Мне сразу представилась орава гетеросексуалов в штатском, осаждающих нетрадиционные ночные клубы. Эдакой отец семейства с лысеющим брюшком облачается в чёрную кожу, затягивает корсет и неторопливой походкой подкатывает к зеркалу. «Хм, а я неплохо смотрюсь, когда живота нет. И эти узкие кожаные штанишки так облегают попку. Ах я, маленький шалунишка!». Войдя таким образом в роль, он целует по очереди жену и всех детишек – от Джона-младшего до крошки Мэриан и исчезает в направлении нехорошей улицы. Клуб манит огнями, голыми телами, запретными сновидениями. Лейтенант Джон Такой-то сидит у стойки на высоком стульчике и сосёт соломинку, торчащую из пурпурной ягодки. Сзади мягкий голос предлагает разделить вечер и мнения. Лейтенант поворачивается и едва успевает заметить, как Мягкий тайком крепче обхватывает соломинку и присасывает её к языку.
- Приятное место.
- Да.
(Мягкое.)
- Я тут в прошлый раз познакомился с парнем, а телефон потерял. Может ты знаешь? Носит белый парик, а под ним – татуировка в виде креста.
Мягкий Голос гасит взор, а бармен тем временем условным незаметным движением подзывает вышибалу. Лейтенант Такой-то летит в кювет, чтобы продолжить полезные знакомства в следующем пабе. А жёнушка и дети готовят именинный пирог в девять рук (так как крошка Мэриан в гипсе), чтобы всем вместе отпраздновать последний день перед лейтенантовой пенсией.
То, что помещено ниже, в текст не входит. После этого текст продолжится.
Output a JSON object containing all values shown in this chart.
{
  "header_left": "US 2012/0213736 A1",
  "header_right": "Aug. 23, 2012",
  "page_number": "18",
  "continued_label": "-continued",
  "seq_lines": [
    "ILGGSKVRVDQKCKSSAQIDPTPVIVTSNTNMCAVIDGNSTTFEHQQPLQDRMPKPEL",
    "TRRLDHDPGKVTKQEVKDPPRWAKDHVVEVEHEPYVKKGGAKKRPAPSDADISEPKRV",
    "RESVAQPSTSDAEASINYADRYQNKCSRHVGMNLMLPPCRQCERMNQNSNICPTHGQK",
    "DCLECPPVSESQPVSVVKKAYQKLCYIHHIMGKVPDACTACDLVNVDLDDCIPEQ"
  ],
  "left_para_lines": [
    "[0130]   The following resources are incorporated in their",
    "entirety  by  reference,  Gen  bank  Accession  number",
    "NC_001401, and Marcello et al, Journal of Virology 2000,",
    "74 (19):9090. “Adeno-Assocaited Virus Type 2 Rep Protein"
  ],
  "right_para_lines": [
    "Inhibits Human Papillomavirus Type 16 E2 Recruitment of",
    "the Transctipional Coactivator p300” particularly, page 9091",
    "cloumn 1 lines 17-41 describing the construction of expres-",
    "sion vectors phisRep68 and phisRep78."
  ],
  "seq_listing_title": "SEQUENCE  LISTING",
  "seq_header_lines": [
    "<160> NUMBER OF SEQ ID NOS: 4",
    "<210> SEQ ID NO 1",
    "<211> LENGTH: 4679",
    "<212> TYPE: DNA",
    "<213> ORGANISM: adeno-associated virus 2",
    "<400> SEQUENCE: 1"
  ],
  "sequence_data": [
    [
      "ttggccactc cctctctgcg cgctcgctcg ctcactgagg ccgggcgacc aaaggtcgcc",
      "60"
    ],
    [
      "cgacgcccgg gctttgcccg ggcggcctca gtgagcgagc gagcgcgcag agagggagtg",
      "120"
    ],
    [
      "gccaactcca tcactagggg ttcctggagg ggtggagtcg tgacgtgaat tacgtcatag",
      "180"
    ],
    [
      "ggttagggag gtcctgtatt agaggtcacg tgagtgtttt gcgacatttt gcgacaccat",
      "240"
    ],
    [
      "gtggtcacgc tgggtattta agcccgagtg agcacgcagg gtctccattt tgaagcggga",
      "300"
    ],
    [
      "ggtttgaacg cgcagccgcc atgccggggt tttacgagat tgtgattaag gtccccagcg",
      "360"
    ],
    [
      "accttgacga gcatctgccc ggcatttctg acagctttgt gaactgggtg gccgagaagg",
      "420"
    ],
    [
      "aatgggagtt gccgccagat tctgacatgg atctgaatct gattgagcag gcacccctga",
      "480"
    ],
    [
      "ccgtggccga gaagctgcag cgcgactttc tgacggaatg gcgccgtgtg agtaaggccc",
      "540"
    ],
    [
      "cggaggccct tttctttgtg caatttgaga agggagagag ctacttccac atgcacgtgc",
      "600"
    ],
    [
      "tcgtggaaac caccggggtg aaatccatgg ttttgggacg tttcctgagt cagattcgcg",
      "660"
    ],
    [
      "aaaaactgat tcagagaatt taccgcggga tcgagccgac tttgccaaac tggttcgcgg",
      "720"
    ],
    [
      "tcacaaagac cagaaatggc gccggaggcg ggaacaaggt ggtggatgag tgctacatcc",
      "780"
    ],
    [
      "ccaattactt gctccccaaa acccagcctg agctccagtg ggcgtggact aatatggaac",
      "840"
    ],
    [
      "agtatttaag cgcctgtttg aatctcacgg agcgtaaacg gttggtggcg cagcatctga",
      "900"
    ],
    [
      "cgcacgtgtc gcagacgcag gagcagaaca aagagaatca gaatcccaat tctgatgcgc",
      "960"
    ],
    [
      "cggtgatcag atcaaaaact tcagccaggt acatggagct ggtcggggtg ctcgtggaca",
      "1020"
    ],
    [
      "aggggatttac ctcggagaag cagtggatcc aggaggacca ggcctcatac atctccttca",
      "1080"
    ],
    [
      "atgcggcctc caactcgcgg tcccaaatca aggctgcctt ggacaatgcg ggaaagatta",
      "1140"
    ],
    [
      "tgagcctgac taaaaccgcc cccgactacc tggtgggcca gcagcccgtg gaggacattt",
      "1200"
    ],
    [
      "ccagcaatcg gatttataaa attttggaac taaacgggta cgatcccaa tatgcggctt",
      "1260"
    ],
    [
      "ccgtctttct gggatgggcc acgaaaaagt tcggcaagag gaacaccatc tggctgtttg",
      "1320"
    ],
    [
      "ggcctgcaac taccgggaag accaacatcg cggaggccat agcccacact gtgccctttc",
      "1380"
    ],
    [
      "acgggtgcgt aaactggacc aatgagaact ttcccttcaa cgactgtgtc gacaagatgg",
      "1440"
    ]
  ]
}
Чёртов Рэм Диллон тем временем закончил пламенное переливание из пустого в порожнее и отпустил подозреваемых «отдохнуть». Интересно было бы выяснить, кто это собирается отдыхать. Сей счастливчик и есть искомый убийца беспомощных трансвеститов. Этой мыслью Бадди делился со мной по дороге к павильону. Только там и только глубокой ночью мог Бад проявлять плёнки и печатать фотографии. Сто раз ему было говорено – удобнее и дешевле сваливать всю эту тягомотину на железные плечи жёлтого автомата в городском фотоцентре, но Бадди, как маньяк, твердил что-то невразумительное насчёт медитации, смысла жизни и своих пыльных наград, которыми он ухитряется забивать все шкафы.
- Я подобен газу. Заполняю всю предоставленную мне территорию. Там, куда смотрит моя камера – мой мир, где я властелин. На всех стадиях мне надо быть творцом, контролировать абсолютно всё.   
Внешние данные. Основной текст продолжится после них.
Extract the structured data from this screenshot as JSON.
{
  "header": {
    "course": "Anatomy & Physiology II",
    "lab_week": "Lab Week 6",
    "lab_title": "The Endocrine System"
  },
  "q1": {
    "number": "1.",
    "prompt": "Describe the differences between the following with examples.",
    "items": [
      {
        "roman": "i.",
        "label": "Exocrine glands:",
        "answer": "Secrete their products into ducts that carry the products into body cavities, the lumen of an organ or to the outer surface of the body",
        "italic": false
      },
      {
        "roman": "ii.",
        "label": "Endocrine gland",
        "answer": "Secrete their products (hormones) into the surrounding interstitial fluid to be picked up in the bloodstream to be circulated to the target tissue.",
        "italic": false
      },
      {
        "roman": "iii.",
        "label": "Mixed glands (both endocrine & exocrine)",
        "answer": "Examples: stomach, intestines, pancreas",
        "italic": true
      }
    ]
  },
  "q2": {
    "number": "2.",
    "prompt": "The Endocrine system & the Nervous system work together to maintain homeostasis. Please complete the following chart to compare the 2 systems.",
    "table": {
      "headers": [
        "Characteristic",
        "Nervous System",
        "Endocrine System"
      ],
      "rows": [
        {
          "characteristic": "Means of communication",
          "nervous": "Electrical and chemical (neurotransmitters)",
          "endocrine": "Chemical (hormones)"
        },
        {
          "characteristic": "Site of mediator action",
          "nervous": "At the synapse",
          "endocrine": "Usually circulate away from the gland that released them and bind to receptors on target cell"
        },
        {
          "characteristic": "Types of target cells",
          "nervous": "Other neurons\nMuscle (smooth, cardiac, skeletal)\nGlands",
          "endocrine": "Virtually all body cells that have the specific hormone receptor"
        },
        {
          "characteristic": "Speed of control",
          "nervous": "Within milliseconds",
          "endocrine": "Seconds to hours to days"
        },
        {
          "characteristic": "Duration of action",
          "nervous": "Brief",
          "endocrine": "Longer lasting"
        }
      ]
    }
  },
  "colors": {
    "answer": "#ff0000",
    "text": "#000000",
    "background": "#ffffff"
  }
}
Творец наконец вскрыл дверцу, но приступать к работе не торопился. Ему, видите ли, внезапно захотелось одиночества! Тоже мне, творческая личность! Чего тогда, спрашивается, было меня тащить в эту темень? Ах, его величеству только что взбрело это в голову! Знает же, сволочь, что мне до смерти хочется быстрее посмотреть, как получился салют! Казалось, Бадди подло мстит мне за упрёки и особенно – за мою трезвость. Мне оставалось только хлопнуть дверью и пулей выскочить на холодный ночной воздух.
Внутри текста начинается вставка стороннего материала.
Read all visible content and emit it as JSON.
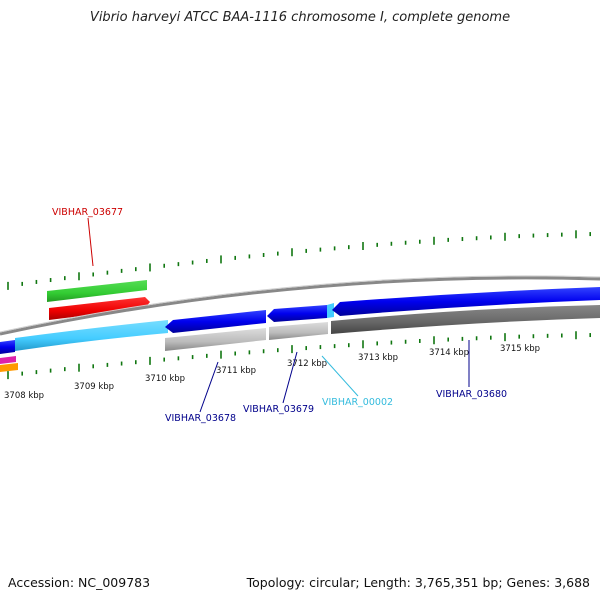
{
  "title": "Vibrio harveyi ATCC BAA-1116 chromosome I, complete genome",
  "footer": {
    "accession": "Accession: NC_009783",
    "stats": "Topology: circular; Length: 3,765,351 bp; Genes: 3,688"
  },
  "scale_labels": [
    "3708 kbp",
    "3709 kbp",
    "3710 kbp",
    "3711 kbp",
    "3712 kbp",
    "3713 kbp",
    "3714 kbp",
    "3715 kbp"
  ],
  "gene_labels": {
    "vibhar_03677": "VIBHAR_03677",
    "vibhar_03678": "VIBHAR_03678",
    "vibhar_03679": "VIBHAR_03679",
    "vibhar_00002": "VIBHAR_00002",
    "vibhar_03680": "VIBHAR_03680"
  },
  "colors": {
    "label_red": "#cc0000",
    "label_navy": "#00008b",
    "label_cyan": "#33bbdd",
    "gene_blue": "#0000ee",
    "gene_light_blue": "#44ccff",
    "gene_green": "#33cc33",
    "gene_red": "#ee0000",
    "gene_gray": "#bbbbbb",
    "gene_dark_gray": "#666666",
    "tick_green": "#117711"
  }
}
Иду я себе иду – гуляю вокруг «13 пальцев» в целях освобождения от внезапной вспышки гнева Бадди – никого не трогаю. И тут слышу тихий такой разговор. Темнотища, Луна в забвении, но я точно помню, что в той стороне находится сарай со всякими велосипедами и альпенштоками. Приблизившись, я уже могу разобрать, что говорят Айс Ти и Пол Марсс, мой первый кандидат на роль убийцы. Я подхожу к самой стене и различаю каждое слово панка.
- Что мы им скажем? Опять будем молчать?
- Пока молчание нам не слишком мешало.
- Да? Я спать не могу, потому что знаю – рано или поздно всё всплывёт, и лучше будет, если мы сами признаемся.
- Нас загрызут.
- Ну и пусть. Мне надоело удирать. Я никого не боюсь, я устала прятаться и врать.   
- Тогда пойдём, пока Диллон не решил, что нас убили, и не отправил отдыхающих на охоту за трупами.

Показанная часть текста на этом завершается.